Hi Jessy,
let me try to answer some of your questions.
> 16 Task Managers with 1 task slot and 1 CPU each
Every additional task manager also involves management overhead. So I
would suggest option 1. But in the end you need to perform some
benchmarks yourself. I could also imagine that a mixture could be
beneficial depending on the isolation level of your pipelines.
> there will be a single copy in the HEAP
From the JavaDocs of BroadcastState:
"Each operator instance individually maintains and stores elements in
the broadcast state."
I would assume that the HEAP contains n copies where n is the parallelism.
> I can process only n events/seconds(if the latency of the pipeline is
1s.)
Latency is not necessarily thoughput.
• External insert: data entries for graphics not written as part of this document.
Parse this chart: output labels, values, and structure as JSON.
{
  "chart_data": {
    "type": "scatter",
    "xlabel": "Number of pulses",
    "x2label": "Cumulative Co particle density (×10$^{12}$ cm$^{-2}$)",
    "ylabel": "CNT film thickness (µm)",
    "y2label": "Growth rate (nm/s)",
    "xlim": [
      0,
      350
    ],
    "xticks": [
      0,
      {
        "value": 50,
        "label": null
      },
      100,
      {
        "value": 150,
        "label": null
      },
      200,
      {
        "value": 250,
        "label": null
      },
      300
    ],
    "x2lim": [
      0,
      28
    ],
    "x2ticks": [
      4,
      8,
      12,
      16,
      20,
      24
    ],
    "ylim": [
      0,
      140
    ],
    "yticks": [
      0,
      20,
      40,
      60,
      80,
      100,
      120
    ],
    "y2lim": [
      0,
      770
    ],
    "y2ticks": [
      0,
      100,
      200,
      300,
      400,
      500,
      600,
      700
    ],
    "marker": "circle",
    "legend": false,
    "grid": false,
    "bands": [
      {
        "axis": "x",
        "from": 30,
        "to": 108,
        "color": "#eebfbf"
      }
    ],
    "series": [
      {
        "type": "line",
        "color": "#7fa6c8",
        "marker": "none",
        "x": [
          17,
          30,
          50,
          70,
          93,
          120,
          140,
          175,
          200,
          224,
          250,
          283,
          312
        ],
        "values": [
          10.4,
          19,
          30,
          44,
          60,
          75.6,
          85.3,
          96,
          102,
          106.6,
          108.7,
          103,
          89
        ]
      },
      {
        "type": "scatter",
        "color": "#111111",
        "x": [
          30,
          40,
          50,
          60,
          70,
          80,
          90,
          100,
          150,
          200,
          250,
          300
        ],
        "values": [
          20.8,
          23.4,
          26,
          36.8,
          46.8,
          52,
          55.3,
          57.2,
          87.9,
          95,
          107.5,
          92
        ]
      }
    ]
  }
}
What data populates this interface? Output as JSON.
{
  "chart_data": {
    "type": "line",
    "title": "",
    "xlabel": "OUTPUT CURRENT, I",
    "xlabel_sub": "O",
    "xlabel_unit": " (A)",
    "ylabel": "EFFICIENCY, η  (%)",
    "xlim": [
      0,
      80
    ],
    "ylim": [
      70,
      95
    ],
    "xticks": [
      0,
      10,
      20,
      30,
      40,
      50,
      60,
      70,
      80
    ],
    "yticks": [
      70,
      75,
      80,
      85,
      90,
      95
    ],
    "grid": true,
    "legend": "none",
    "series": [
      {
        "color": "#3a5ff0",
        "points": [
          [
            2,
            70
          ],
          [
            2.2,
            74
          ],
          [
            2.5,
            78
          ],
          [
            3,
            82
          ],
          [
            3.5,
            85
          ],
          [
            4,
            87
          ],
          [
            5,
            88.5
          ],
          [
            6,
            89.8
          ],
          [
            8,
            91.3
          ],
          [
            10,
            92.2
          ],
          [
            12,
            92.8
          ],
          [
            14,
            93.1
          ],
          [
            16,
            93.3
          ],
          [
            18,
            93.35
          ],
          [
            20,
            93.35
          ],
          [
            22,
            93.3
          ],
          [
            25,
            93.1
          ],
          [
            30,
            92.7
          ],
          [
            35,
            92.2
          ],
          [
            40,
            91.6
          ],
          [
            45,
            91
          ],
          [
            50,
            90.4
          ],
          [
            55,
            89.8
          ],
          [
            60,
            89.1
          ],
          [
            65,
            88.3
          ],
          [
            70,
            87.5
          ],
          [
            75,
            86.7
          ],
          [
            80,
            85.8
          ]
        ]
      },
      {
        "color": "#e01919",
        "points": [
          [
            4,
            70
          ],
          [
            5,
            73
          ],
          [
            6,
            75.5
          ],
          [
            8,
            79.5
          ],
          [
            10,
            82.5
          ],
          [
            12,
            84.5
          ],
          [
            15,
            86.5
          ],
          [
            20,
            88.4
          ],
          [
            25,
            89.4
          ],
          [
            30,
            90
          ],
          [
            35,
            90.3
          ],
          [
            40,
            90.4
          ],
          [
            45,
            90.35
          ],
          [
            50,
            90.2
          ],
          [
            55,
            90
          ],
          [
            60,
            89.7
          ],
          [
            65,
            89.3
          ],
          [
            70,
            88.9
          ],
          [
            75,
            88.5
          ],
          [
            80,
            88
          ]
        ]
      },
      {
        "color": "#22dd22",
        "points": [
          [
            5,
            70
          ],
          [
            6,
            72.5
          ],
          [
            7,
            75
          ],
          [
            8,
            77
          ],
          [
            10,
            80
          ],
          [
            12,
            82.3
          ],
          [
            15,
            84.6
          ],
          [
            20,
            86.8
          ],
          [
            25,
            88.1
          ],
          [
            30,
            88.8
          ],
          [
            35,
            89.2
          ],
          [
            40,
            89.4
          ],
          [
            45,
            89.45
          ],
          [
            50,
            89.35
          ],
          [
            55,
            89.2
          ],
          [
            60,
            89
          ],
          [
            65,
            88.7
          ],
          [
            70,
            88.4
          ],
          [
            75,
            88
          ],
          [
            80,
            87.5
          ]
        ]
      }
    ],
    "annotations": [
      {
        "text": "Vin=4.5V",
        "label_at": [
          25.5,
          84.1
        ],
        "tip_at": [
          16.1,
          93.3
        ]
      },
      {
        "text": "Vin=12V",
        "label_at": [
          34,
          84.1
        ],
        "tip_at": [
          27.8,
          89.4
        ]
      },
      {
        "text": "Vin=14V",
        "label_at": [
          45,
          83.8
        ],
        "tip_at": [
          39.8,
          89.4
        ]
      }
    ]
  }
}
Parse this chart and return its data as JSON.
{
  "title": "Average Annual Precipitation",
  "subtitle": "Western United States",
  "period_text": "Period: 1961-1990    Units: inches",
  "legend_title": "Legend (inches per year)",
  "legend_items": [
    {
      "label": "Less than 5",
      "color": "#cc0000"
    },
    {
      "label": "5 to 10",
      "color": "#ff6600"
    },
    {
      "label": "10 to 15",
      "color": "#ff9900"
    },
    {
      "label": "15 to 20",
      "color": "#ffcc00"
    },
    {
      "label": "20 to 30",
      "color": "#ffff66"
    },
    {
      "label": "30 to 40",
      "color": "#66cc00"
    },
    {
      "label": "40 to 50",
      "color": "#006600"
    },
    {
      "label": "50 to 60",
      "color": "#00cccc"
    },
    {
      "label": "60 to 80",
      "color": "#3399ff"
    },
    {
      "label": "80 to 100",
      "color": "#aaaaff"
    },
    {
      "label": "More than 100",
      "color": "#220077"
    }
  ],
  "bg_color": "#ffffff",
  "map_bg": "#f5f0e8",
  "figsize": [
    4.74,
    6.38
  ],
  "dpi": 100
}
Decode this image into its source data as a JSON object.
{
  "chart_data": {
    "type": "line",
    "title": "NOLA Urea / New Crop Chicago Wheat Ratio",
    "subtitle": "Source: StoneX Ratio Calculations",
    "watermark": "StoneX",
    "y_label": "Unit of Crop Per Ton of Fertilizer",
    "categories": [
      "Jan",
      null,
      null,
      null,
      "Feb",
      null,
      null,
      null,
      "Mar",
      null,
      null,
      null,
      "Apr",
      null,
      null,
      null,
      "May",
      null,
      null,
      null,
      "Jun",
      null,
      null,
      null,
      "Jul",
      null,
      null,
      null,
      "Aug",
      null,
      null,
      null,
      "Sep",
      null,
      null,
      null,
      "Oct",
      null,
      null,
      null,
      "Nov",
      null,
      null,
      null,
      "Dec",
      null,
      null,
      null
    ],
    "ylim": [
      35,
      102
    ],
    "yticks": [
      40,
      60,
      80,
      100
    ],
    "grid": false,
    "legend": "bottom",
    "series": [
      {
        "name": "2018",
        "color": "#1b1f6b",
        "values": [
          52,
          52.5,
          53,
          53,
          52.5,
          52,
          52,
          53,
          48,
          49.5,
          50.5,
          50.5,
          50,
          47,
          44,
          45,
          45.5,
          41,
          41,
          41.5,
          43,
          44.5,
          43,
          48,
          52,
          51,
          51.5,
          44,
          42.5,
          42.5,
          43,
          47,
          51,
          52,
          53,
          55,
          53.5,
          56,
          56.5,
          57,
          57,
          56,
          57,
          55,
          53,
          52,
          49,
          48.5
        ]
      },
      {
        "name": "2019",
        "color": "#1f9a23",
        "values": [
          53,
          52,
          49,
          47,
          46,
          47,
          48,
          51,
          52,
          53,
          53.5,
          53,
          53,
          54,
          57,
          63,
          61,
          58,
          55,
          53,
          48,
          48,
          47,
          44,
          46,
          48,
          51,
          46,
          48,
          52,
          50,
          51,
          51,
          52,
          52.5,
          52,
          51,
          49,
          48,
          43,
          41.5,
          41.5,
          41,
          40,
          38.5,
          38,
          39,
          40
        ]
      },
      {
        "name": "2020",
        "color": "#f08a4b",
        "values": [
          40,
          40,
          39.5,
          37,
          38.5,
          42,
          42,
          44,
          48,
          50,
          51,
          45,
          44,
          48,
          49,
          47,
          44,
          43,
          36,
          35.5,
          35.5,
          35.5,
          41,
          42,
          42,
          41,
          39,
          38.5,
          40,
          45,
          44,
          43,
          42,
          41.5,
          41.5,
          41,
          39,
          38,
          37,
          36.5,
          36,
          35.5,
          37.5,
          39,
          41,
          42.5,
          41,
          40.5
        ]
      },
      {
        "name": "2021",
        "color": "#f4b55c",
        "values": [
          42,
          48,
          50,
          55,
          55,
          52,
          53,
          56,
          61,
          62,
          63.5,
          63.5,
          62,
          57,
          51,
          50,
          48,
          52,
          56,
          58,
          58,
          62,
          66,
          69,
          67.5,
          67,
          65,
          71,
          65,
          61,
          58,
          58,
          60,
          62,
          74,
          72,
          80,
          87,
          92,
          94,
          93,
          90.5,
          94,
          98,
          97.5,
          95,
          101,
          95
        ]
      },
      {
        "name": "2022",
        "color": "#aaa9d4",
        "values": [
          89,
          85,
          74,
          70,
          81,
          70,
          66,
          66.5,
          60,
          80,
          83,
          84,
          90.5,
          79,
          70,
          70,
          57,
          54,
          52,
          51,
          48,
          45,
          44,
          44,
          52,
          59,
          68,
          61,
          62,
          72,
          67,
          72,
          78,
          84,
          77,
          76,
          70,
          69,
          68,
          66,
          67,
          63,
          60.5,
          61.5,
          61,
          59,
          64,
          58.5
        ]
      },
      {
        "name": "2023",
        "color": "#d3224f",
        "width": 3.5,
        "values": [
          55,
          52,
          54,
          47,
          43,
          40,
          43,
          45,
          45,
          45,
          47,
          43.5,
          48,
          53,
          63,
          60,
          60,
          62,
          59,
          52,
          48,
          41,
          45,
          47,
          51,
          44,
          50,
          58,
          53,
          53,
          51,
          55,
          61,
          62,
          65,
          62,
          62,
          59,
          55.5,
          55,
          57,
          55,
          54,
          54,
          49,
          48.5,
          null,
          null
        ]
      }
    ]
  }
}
This depends on the pipeline. For
example, if the pipeline contains only map functions without any keyBy.
The operators are "chained" together. You can also influence the
chaining [1] for better resource utilization. If you pipeline contains
I/O to external systems, you can use async IO to increase the
throughput. [2]
I would also recommend this section here:
https://nightlies.apache.org/flink/flink-docs-master/docs/concepts/flink-architecture/#task-slots-and-resources
Maybe you can elaborate on the operations in your pipeline.
> Can Flink process multiple events from the same key at the same time?
No, every key is routed to and executed by the same thread. However, you
create an artificial key to spread the load more evenly.
> any blogs regarding the results of Flink's load testing
I would also recommend the FlinkForward YouTube channel. A lot of users
stories including actual numbers and configurations are shown there.
Regards,
Timo
[1]
https://nightlies.apache.org/flink/flink-docs-master/docs/dev/datastream/operators/overview/#task-chaining-and-resource-groups
[2]
https://nightlies.apache.org/flink/flink-docs-master/docs/dev/datastream/operators/asyncio/
On 10.12.21 11:46, Jessy Ping wrote:
Hi All,
I have the following questions regarding the sizing of the Flink cluster
doing stateful computation using Datastream API. It will be better if
the community can answer the below questions or doubts.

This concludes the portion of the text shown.